Денис бесшумно спускался холодной и тёмной расщелиной и, проделав половину пути присел отдохнуть на каменный выступ, чтобы как следует проникнуться духом этого места. Безмолвие окружало его. Смутные массы висли над головой, сквозь разрывы в скальной стене различалось странное и всё же знакомое мерцание лежавшего внизу ландшафта. Всё купалось в млечном сиянии полной луны, льющемся из невидимого отсюда, скрытого за горой источника, затоплявшего далёкие виноградники и деревья призрачным зеленоватым светом. Словно заглядываешь в другой мир, подумал он, в мир поэта. Мир этот спокойно лежал перед ним во всём своём блеске. Как хорошо понимаешь, очутившись в таком месте, величие и романтику ночи! Романтика… Чем была бы без романтики жизнь? Он вспомнил свой разговор с Мартеном и подумал о том, как грубы представления учёного о романтичности. Жаль, что материализм лишает беднягу радостей вроде этой. Ландшафт под луною — как много внушает он мыслей и чувств! А пещера внизу — о чём только не могла бы она поведать!
Пещера Меркурия…
Как получилось, что Меркурий, верховный вор, стал гением-покровителем этого места? Денису это было известно — его друг, мистер Эймз, всё ему объяснил. Меркурий вообще не имел к данному месту ни малейшего отношения. Как доказал библиограф, пещера получила своё название от одного педантичного монаха, любившего бахвалиться своей учёностью перед поколением, жадным до всего античного и норовившим к каждому гроту прицепить латинское имя. Это была преднамеренная фальшивка, состряпанная на заре археологии, когда исторического критицизма ещё не существовало. То же относится и к россказням о человеческих жертвоприношениях и пытках. В них не содержалось ни единого слова правды. К такому выводу пришёл мистер Эймз в результате систематического исследования как древних авторитетов, так и самой пещеры. Легенды просто-напросто сочинили, желая добавить пикантности местной достопримечательности, изначальное, древнее название которой было, по-видимому, утрачено, хотя мистер Эймз и не расстался с надеждой как-нибудь натолкнуться на него вследствие одного из тех счастливых совпадений, которые служат наградой любителю старинных пергаментов и документов, трактующих о праве землевладения. Выдумка чистой воды. Уцелевшие в пещере старинные символы позволили мистеру Эймзу с определённостью установить, что здесь совершались обряды куда более древние и достойные — обряды, посвящённые некоему неведомому, первобытному божеству плодородия, Матери-Земле. Имя древней богини, подобно имени её обители, также потонуло в забвении.
— Есть нечто величественное в этих древних анимистических концепциях, — сказал тогда Эймз. — Впоследствии, уже при римлянах, в пещере, судя по всему, совершались приапические ритуалы{94}. Можно, пожалуй, сказать, что её тем самым унизили, не так ли? От плодовитости к похоти, это, скорее, упадок. Хотя как их разделишь? Всякая вещь стремится утратить своё священное значение, тяготеет к падению, к дикости. Но корни идеи остаются крепкими.
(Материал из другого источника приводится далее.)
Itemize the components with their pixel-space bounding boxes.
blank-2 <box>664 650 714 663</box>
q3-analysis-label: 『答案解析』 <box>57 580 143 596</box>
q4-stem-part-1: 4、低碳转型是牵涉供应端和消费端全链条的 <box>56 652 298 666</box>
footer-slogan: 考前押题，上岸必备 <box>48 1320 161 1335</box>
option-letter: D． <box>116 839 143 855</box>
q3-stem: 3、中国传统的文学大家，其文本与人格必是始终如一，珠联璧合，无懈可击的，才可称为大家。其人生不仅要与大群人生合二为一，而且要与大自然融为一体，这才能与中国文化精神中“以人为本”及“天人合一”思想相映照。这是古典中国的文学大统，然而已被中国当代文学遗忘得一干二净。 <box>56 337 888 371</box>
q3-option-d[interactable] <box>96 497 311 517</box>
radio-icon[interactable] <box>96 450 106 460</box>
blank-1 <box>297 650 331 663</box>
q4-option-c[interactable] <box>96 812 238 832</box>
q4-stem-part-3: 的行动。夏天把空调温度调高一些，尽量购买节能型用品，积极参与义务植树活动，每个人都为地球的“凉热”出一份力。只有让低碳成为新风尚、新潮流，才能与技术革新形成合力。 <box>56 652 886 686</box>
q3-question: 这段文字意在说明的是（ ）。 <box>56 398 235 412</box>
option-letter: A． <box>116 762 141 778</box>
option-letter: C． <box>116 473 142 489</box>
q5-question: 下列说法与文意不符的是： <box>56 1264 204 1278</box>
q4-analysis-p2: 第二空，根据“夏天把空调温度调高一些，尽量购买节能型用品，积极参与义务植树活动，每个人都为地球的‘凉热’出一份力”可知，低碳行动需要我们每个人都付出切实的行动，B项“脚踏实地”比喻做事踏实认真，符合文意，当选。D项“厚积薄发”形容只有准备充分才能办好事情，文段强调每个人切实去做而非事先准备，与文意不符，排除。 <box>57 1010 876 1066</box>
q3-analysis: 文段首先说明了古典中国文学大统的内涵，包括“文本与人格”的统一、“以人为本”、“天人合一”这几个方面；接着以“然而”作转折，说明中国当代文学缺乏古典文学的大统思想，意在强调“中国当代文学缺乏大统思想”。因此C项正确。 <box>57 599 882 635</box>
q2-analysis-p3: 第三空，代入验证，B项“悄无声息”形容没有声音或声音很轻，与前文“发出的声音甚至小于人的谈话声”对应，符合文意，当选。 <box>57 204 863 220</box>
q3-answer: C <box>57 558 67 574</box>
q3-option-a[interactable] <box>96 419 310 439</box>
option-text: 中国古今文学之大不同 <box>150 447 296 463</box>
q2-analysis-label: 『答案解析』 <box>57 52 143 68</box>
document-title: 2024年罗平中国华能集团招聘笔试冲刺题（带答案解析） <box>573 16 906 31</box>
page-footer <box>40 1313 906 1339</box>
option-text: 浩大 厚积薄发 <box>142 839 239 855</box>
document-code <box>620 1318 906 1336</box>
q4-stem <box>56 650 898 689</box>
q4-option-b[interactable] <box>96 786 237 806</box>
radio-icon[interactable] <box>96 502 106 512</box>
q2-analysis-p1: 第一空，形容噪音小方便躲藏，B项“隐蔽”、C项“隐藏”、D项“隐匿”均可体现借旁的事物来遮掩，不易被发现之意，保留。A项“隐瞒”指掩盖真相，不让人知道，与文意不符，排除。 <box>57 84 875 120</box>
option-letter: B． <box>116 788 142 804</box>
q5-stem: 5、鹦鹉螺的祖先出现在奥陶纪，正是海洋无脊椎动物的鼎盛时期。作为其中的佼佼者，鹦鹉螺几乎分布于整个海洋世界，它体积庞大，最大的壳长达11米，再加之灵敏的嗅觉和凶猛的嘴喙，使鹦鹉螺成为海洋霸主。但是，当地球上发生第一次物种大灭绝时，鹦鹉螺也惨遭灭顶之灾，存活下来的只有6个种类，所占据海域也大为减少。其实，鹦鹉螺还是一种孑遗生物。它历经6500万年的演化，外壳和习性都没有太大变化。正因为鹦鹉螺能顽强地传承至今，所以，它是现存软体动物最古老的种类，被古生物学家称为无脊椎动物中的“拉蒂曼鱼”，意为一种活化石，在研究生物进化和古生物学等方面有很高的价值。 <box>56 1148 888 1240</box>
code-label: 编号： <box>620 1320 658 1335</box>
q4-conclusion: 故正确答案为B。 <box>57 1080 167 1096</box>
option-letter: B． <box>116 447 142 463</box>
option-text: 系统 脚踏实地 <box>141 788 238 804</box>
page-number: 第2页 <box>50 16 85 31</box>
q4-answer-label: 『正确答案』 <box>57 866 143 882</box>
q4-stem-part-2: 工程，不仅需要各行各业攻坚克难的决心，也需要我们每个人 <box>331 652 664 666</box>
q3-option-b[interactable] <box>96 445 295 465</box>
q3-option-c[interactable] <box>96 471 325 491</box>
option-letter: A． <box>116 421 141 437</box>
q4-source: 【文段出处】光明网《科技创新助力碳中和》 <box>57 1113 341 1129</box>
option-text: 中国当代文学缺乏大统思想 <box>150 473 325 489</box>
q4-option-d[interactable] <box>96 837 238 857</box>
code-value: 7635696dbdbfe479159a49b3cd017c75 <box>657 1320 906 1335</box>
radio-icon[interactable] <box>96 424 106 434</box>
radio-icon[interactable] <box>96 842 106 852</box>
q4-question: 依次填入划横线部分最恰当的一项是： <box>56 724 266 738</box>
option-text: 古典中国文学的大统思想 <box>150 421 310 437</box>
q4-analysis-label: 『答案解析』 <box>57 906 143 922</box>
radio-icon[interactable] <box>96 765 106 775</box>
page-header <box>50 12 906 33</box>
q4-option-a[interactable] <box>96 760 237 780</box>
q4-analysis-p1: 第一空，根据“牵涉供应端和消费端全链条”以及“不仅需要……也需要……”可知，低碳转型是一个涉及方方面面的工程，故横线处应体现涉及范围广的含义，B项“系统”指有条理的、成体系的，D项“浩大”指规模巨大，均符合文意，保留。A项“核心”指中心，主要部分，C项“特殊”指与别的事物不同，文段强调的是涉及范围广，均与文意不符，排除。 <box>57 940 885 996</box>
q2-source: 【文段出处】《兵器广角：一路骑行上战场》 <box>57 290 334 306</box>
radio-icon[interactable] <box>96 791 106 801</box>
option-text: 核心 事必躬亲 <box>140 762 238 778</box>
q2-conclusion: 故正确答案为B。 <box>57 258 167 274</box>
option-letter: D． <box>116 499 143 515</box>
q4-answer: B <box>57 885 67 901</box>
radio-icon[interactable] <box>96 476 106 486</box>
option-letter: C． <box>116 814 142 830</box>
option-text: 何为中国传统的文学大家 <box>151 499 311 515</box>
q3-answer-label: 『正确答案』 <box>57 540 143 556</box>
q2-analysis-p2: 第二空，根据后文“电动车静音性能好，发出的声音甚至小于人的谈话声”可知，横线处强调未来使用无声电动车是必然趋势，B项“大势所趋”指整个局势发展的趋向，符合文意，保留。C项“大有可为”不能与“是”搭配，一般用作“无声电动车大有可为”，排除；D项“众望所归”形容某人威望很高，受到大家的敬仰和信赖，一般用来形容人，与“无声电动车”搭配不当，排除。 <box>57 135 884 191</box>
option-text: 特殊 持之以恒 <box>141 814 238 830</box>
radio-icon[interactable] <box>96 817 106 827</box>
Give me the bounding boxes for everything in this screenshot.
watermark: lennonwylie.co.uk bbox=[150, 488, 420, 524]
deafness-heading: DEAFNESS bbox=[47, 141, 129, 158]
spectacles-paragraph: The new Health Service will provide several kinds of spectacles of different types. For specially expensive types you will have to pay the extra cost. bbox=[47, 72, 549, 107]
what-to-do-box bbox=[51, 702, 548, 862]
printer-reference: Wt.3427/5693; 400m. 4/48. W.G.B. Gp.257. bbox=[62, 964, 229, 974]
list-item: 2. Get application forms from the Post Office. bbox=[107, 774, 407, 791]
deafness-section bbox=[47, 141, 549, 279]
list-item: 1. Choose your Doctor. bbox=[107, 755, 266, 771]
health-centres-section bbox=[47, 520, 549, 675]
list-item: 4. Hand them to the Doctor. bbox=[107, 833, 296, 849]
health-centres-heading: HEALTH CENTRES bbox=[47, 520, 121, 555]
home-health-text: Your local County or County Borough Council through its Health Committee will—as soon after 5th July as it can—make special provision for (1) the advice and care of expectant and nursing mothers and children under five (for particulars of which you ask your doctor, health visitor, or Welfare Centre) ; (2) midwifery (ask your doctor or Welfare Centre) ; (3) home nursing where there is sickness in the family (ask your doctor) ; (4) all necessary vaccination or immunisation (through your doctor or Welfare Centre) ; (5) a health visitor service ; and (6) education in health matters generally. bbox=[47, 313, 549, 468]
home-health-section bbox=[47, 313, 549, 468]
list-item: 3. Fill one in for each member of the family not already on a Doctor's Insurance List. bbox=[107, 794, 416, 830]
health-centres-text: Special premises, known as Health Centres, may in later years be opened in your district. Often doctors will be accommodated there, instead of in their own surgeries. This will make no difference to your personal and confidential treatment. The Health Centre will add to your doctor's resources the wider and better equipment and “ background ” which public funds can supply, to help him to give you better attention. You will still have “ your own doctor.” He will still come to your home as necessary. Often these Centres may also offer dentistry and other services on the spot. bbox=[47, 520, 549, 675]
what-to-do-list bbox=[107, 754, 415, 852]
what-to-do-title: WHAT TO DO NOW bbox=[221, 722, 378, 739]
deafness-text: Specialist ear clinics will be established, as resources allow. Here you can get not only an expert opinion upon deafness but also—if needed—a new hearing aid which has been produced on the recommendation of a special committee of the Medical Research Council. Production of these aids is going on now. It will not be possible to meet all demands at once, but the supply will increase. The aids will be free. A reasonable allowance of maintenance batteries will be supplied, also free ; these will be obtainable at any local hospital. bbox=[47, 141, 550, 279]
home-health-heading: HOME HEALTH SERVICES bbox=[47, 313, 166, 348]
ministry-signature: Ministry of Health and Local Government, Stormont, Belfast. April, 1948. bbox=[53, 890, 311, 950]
Наделяя бога садов чувственными атрибутами, древние помнили о безрассудстве, о расточительной изобильности всякой природы — не исключая и нашей с вами. Они пытались объяснить, как получается, что пребывающий в здравом уме человек, когда им правит желание, совершает поступки, о которых он тщетно сокрушается потом, на досуге. Не думаю, чтобы они стремились оправдать такие поступки. Иначе они отвели бы Приапу менее двусмысленное место в небесной иерархии. Приап, как вы знаете, не обладал всецело божественной сущностью. Я полагаю, они лишь хотели со всей ясностью подчеркнуть, что от природы так просто не отмахнёшься. А жаль, — добавил он.
И вздохнул. Бедняга в эту минуту подумал об аэростатах.
Денис припомнил тот разговор. Поклонение Земле: культ животворных сил, соединяющих в одном могучем инстинкте высших и низших тварей земных… Неотчуждаемое право человека и зверя полагать собственный закон, способный обескуражить смерть и наполнить землю молодостью, радостью, бурлением жизни. Право, которое жреческие касты всех времён стремились прибрать к рукам и которое торжествует над любыми препятствиями и освящает, хотя бы плодами своими, самые буйные из человеческих порывов. Право любить!